The story is a good and compelling one; Julius Caesar has been murdered and his killing is framed on the father of a soldier fighting in Germania, Agrippa. On returning to Rome to see his mother executed, Agrippa becomes a gladiator in order to face the man who killed her. His friend, Octavianus, nephew of the late Caesar, goes on his own private investigation to prove Agrippa's father innocent. The two storylines gives home to the fact that Shadow of Rome has two different types of gameplay - combat and stealth.
The combat is extremely bloody and brutal, yet totally compelling. There is a certain satisfaction you get as you cut your foes down. The arsenal of weapons you get is impressive, ranging from scimitars, to maces, to halberds, to morning stars. With your primary weapons, you can also get shields, helmets, daggers, torches . . . the list goes on and unravels as you continue to play. Although I was unsure of it at first, I have grown to think the combat rather amazing. It's so varied and there's countless ways of killing your foes. You can snatch their weapons from them, use fight combos, throw them into pits full of spikes, smash their skulls, severe limbs . . . which you then can beat them with. The more brutal you are, the more the audience will love you and even help you by throwing weapons into the arena, which can be a godsend. There's a whole range of tournaments, varying the levels - some of the first levels are even set in the Germanian forests and a fort. In many ways, this game is highly influenced by Ridley Scott's Gladiator, even some of the lines are similar. But it's all good and a fine work of a game.

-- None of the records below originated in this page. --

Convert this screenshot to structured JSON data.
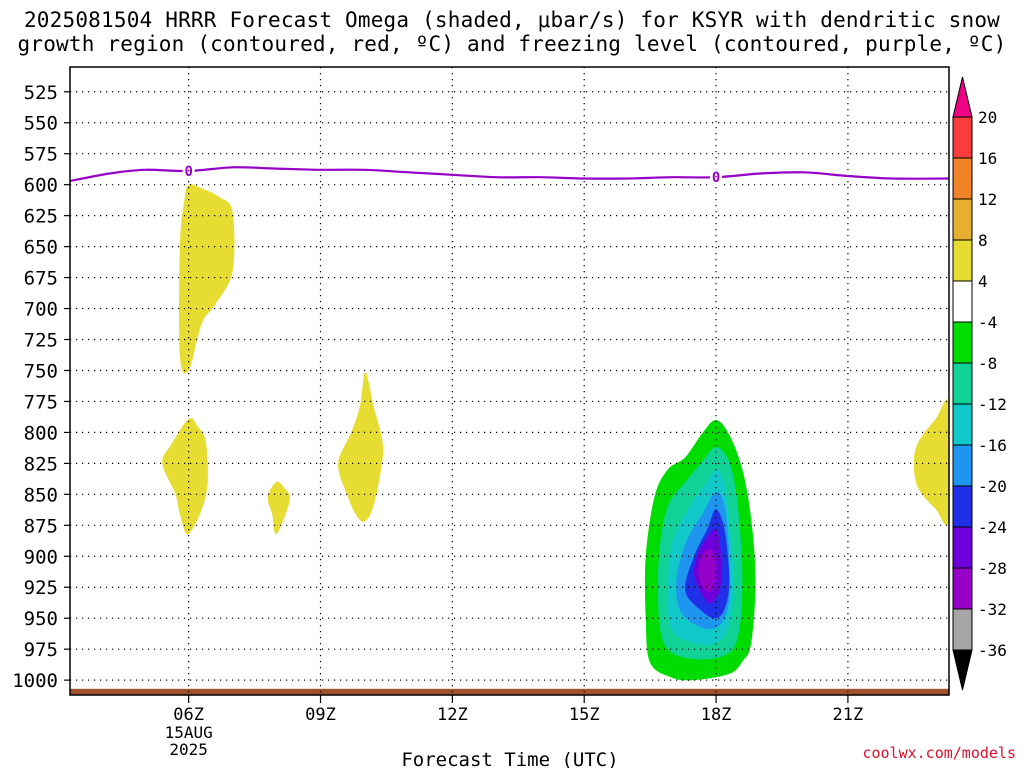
{
  "title_line1": "2025081504 HRRR Forecast Omega (shaded, μbar/s) for KSYR with dendritic snow",
  "title_line2": "growth region (contoured, red, ºC) and freezing level (contoured, purple, ºC)",
  "credit": "coolwx.com/models",
  "chart_data": {
    "type": "contour",
    "title": "2025081504 HRRR Forecast Omega (shaded, μbar/s) for KSYR with dendritic snow growth region (contoured, red, ºC) and freezing level (contoured, purple, ºC)",
    "xlabel": "Forecast Time (UTC)",
    "ylabel": "",
    "x_range_hours_utc": [
      3.3,
      23.3
    ],
    "y_range_hpa": [
      505,
      1012
    ],
    "y_ticks": [
      525,
      550,
      575,
      600,
      625,
      650,
      675,
      700,
      725,
      750,
      775,
      800,
      825,
      850,
      875,
      900,
      925,
      950,
      975,
      1000
    ],
    "x_ticks": [
      {
        "hour": 6,
        "label": "06Z"
      },
      {
        "hour": 9,
        "label": "09Z"
      },
      {
        "hour": 12,
        "label": "12Z"
      },
      {
        "hour": 15,
        "label": "15Z"
      },
      {
        "hour": 18,
        "label": "18Z"
      },
      {
        "hour": 21,
        "label": "21Z"
      }
    ],
    "date_label": [
      "15AUG",
      "2025"
    ],
    "grid": true,
    "colorbar": {
      "levels": [
        -36,
        -32,
        -28,
        -24,
        -20,
        -16,
        -12,
        -8,
        -4,
        4,
        8,
        12,
        16,
        20
      ],
      "colors": [
        "#000000",
        "#a6a6a6",
        "#9600c8",
        "#6e00dc",
        "#2030e8",
        "#1e96f0",
        "#10c8c8",
        "#10d296",
        "#00dc00",
        "#ffffff",
        "#e6dc32",
        "#e6af2d",
        "#f08228",
        "#fa3c3c",
        "#f00082"
      ]
    },
    "freezing_level": {
      "color": "#9600c8",
      "label": "0",
      "label_hours": [
        6.0,
        18.0
      ],
      "points": [
        [
          3.3,
          597
        ],
        [
          4.2,
          591
        ],
        [
          5.0,
          588
        ],
        [
          6.0,
          589
        ],
        [
          7.0,
          586
        ],
        [
          8.0,
          587
        ],
        [
          9.0,
          588
        ],
        [
          10.0,
          588
        ],
        [
          11.0,
          590
        ],
        [
          12.0,
          592
        ],
        [
          13.0,
          594
        ],
        [
          14.0,
          594
        ],
        [
          15.0,
          595
        ],
        [
          16.0,
          595
        ],
        [
          17.0,
          594
        ],
        [
          18.0,
          594
        ],
        [
          19.0,
          591
        ],
        [
          20.0,
          590
        ],
        [
          21.0,
          593
        ],
        [
          22.0,
          595
        ],
        [
          23.3,
          595
        ]
      ]
    },
    "shaded_regions": [
      {
        "level": "4 to 8",
        "color": "#e6dc32",
        "points": [
          [
            6.0,
            600
          ],
          [
            6.3,
            603
          ],
          [
            6.7,
            610
          ],
          [
            7.0,
            622
          ],
          [
            7.0,
            670
          ],
          [
            6.6,
            697
          ],
          [
            6.3,
            712
          ],
          [
            6.0,
            750
          ],
          [
            5.8,
            738
          ],
          [
            5.8,
            650
          ],
          [
            5.9,
            613
          ]
        ]
      },
      {
        "level": "4 to 8",
        "color": "#e6dc32",
        "points": [
          [
            6.0,
            789
          ],
          [
            6.2,
            795
          ],
          [
            6.4,
            809
          ],
          [
            6.4,
            850
          ],
          [
            6.0,
            882
          ],
          [
            5.8,
            866
          ],
          [
            5.7,
            850
          ],
          [
            5.4,
            825
          ],
          [
            5.6,
            810
          ]
        ]
      },
      {
        "level": "4 to 8",
        "color": "#e6dc32",
        "points": [
          [
            8.0,
            840
          ],
          [
            8.2,
            846
          ],
          [
            8.3,
            855
          ],
          [
            8.0,
            882
          ],
          [
            7.9,
            866
          ],
          [
            7.8,
            852
          ]
        ]
      },
      {
        "level": "4 to 8",
        "color": "#e6dc32",
        "points": [
          [
            10.0,
            752
          ],
          [
            10.1,
            760
          ],
          [
            10.2,
            778
          ],
          [
            10.4,
            805
          ],
          [
            10.4,
            825
          ],
          [
            10.2,
            860
          ],
          [
            10.0,
            872
          ],
          [
            9.8,
            866
          ],
          [
            9.6,
            850
          ],
          [
            9.4,
            825
          ],
          [
            9.7,
            800
          ],
          [
            9.9,
            778
          ]
        ]
      },
      {
        "level": "4 to 8",
        "color": "#e6dc32",
        "points": [
          [
            23.3,
            778
          ],
          [
            23.3,
            870
          ],
          [
            23.0,
            862
          ],
          [
            22.6,
            845
          ],
          [
            22.5,
            825
          ],
          [
            22.6,
            808
          ],
          [
            23.0,
            789
          ]
        ]
      },
      {
        "level": "-8 to -4",
        "color": "#00dc00",
        "points": [
          [
            18.0,
            790
          ],
          [
            18.3,
            802
          ],
          [
            18.6,
            830
          ],
          [
            18.8,
            870
          ],
          [
            18.9,
            920
          ],
          [
            18.8,
            970
          ],
          [
            18.6,
            985
          ],
          [
            18.3,
            995
          ],
          [
            17.5,
            1000
          ],
          [
            17.0,
            998
          ],
          [
            16.5,
            986
          ],
          [
            16.4,
            950
          ],
          [
            16.4,
            900
          ],
          [
            16.6,
            852
          ],
          [
            16.9,
            830
          ],
          [
            17.3,
            820
          ],
          [
            17.7,
            800
          ]
        ]
      },
      {
        "level": "-12 to -8",
        "color": "#10d296",
        "points": [
          [
            18.0,
            812
          ],
          [
            18.3,
            824
          ],
          [
            18.5,
            860
          ],
          [
            18.6,
            920
          ],
          [
            18.5,
            965
          ],
          [
            18.2,
            980
          ],
          [
            17.5,
            983
          ],
          [
            16.9,
            975
          ],
          [
            16.7,
            950
          ],
          [
            16.7,
            900
          ],
          [
            16.9,
            860
          ],
          [
            17.3,
            840
          ],
          [
            17.7,
            823
          ]
        ]
      },
      {
        "level": "-16 to -12",
        "color": "#10c8c8",
        "points": [
          [
            18.0,
            830
          ],
          [
            18.2,
            842
          ],
          [
            18.3,
            870
          ],
          [
            18.4,
            920
          ],
          [
            18.3,
            955
          ],
          [
            18.0,
            970
          ],
          [
            17.5,
            970
          ],
          [
            17.0,
            960
          ],
          [
            16.9,
            930
          ],
          [
            17.0,
            890
          ],
          [
            17.4,
            860
          ],
          [
            17.8,
            840
          ]
        ]
      },
      {
        "level": "-20 to -16",
        "color": "#1e96f0",
        "points": [
          [
            18.0,
            848
          ],
          [
            18.2,
            860
          ],
          [
            18.3,
            900
          ],
          [
            18.3,
            935
          ],
          [
            18.1,
            955
          ],
          [
            17.7,
            958
          ],
          [
            17.2,
            945
          ],
          [
            17.1,
            920
          ],
          [
            17.3,
            890
          ],
          [
            17.7,
            865
          ]
        ]
      },
      {
        "level": "-24 to -20",
        "color": "#2030e8",
        "points": [
          [
            18.0,
            862
          ],
          [
            18.2,
            880
          ],
          [
            18.3,
            920
          ],
          [
            18.2,
            942
          ],
          [
            18.0,
            950
          ],
          [
            17.7,
            945
          ],
          [
            17.3,
            928
          ],
          [
            17.5,
            900
          ],
          [
            17.8,
            878
          ]
        ]
      },
      {
        "level": "-28 to -24",
        "color": "#6e00dc",
        "points": [
          [
            18.0,
            878
          ],
          [
            18.1,
            895
          ],
          [
            18.1,
            925
          ],
          [
            17.9,
            938
          ],
          [
            17.7,
            932
          ],
          [
            17.5,
            915
          ],
          [
            17.6,
            897
          ],
          [
            17.8,
            885
          ]
        ]
      },
      {
        "level": "-32 to -28",
        "color": "#9600c8",
        "points": [
          [
            17.9,
            895
          ],
          [
            18.0,
            910
          ],
          [
            17.9,
            928
          ],
          [
            17.7,
            925
          ],
          [
            17.6,
            910
          ],
          [
            17.7,
            898
          ]
        ]
      }
    ],
    "terrain": {
      "color": "#a0522d",
      "top_hpa": 1007
    }
  }
}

At the other end of the spectrum, is the stealth in the gameplay. Octavianus, a young boy, advised by an old man, sneaks throughout levels. This isn't exactly Splinter Cell. It's easier, sometimes quite good and Capcom have clearly tried to vary the gameplay which is a good idea. The storyline you're uncovering in the assassination of Caesar is thoroughly compelling and dark. Sadly though, the stealth gameplay is linear - there's only one route to your objective. However, you can silently dispose of enemies, take items and even their clothes. Sometimes it even looks like the Hitman series. Although flawed and slightly weak compared to the combat engine, personally I did like this side of it. It's almost like a calm after the storm.
Shadow of Rome is a game that could be in an arcade, but one of the highest quality. It's fast paced, crushing and maintains its historical essence from start to finish. If you like violent, mildly realistic combat games and enjoyed games such as Ominushia and Dynasty Warriors, this really is for you.